I could tell he was moving, could imagine him leaving a group of cops in a bar somewhere, maybe even looking around for Richards, digging for his car keys. I could hear the music begin to fade.
“Freeman?”
“Yeah.”
“Look, sit tight. OK? Don’t do anything. It’s a crime scene, right?”
I wasn’t listening now. The rain was coming heavier, starting to ping off the whi
te fiberglass and fill the scuppers where the rangers’ blood was draining.
“Mr. Freeman?” Diaz was trying to keep me talking. “What are you doing now, Mr. Freeman?”
“Going home,” I said and punched off the phone.
I climbed back into the canoe and pushed out away from the Whaler. Before taking up the paddle I tucked the phone back into my pack and felt a smooth slickness of worn wood that had settled on the bottom inside. The short, curved knife from the stump was still in my possession. Had my stupid gambit with the bait led to this? I had meant to draw him to me, challenge him with the hope that he’d slip up, make a mistake, leave something more substantial than the footprint. But now he’d turned ugly, unpredictable.
I zipped the bag and spun it around on my waist and started up river, paddling hard and grinding.
It was dusk now and the light was leaving but I didn’t need it to find the way. Rain was swirling through the tree canopy with a soft hissing sound as it spun through the leaves. I tried to think back to Nate Brown and yesterday morning. He had surprised me when he’d said I wouldn’t need my gun after I’d tucked it in my waistband. Then I’d picked it back up after he’d told me about the girl and when I’d hurried to gather the first aid kit and get dressed, I laid it on my table and left it there. I could see it there, black and tinged with rust on the worn wood. Somehow I knew it wasn’t there now.

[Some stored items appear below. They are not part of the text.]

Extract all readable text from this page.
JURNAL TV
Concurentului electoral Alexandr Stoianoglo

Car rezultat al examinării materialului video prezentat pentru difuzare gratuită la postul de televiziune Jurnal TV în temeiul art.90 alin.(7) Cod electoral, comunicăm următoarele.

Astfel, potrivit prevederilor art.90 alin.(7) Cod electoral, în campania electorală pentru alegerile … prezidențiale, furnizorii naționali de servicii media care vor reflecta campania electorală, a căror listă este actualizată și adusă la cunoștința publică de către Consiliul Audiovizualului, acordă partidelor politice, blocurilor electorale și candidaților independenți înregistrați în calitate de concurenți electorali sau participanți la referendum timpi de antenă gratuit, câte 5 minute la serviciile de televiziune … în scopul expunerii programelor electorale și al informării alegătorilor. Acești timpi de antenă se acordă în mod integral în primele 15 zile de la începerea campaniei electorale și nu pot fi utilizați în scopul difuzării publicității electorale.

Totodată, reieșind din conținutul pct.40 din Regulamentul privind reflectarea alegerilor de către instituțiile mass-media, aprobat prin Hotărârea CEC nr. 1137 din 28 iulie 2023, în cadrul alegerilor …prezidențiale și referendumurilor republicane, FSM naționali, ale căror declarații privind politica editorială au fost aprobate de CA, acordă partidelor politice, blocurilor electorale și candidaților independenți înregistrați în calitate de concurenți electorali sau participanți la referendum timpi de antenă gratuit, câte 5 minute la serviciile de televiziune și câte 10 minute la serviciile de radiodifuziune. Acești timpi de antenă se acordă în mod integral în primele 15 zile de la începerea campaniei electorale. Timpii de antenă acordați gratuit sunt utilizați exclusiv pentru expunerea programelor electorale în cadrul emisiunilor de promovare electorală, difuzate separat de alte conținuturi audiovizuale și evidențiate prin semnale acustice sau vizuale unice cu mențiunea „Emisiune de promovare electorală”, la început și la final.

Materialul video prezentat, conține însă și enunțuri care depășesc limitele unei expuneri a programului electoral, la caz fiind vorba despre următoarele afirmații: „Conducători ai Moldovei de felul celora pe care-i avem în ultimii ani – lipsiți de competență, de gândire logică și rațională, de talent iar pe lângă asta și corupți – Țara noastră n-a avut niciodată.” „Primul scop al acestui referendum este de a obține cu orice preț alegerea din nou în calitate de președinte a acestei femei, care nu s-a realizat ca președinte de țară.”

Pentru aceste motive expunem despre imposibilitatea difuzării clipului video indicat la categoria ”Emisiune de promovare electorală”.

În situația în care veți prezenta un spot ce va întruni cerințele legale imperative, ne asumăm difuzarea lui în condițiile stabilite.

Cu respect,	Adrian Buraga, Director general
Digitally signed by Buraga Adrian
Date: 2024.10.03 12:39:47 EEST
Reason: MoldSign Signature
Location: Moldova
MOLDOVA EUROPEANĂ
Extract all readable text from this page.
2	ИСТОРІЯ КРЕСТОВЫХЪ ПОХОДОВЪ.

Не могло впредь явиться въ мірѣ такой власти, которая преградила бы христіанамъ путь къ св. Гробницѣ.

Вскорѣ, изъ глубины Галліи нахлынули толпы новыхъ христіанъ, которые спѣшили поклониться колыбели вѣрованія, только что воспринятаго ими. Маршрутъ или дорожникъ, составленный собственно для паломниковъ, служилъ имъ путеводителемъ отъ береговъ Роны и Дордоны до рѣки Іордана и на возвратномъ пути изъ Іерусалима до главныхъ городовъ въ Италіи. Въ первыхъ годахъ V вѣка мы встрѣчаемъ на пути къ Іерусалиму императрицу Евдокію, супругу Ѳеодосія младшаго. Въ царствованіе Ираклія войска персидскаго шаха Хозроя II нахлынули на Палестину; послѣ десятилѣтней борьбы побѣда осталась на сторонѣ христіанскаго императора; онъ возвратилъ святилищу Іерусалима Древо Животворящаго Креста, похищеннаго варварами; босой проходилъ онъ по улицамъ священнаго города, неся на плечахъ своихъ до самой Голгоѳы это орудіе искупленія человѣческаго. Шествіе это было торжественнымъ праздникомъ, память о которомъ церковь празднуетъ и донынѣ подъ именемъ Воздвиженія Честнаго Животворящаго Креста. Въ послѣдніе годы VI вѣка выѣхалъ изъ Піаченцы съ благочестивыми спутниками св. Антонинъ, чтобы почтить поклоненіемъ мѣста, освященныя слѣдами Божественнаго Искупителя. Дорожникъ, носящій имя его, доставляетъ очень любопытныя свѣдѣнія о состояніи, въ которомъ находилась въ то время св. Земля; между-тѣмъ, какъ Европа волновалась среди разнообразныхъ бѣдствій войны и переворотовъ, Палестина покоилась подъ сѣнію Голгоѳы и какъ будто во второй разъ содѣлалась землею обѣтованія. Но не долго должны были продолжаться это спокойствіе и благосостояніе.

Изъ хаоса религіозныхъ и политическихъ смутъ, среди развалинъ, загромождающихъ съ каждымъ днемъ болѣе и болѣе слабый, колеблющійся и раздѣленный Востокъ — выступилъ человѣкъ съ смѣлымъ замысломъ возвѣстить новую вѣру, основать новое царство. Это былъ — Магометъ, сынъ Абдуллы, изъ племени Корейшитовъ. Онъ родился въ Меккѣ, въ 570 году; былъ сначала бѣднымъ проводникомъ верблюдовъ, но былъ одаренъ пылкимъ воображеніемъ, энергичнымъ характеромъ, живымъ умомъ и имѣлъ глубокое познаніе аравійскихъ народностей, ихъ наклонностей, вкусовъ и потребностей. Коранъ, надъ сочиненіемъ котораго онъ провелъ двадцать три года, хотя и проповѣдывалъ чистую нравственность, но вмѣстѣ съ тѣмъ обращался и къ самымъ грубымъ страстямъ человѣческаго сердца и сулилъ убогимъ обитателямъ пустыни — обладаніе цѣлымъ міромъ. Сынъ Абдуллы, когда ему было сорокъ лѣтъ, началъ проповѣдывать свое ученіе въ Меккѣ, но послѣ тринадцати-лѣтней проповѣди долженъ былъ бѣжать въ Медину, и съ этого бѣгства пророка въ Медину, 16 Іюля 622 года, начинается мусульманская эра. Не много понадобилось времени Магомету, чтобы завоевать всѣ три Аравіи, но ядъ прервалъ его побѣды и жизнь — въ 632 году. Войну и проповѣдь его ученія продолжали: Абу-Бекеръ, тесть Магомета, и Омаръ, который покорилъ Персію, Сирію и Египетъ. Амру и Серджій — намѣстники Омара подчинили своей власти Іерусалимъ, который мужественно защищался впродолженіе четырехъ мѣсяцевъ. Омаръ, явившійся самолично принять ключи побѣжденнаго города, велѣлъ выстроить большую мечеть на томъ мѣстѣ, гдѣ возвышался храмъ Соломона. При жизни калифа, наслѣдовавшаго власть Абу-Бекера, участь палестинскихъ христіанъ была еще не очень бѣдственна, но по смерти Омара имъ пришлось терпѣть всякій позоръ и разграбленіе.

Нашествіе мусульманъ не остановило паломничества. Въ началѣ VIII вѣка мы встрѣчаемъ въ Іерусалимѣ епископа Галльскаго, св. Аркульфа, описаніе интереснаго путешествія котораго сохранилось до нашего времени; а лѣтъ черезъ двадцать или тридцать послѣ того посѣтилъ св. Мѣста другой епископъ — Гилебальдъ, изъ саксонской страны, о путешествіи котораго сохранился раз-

I had also run out to join Brown and out of habit had not fastened the new door lock Cleve had installed for me. He’d been worried about the gun falling into the wrong hands after he’d seen the warrant servers find it. And now I’d made it all too easy.
I pulled the strokes harder. Twice I thunked the new boat into partially submerged cypress knees in the shadows. In twenty minutes I was sliding into the curve where the channel to my shack branched off. I glided, trying to listen. Raindrops tapped on the leaves and ferns. The current bubbled over a stump. Did it matter if he heard me? I pushed up the channel and stroked up to my dock. I was beginning not to care. My fight-or-flee reactions were gone, overridden by another cocktail of human emotion: anger and a raw dose of vengeance.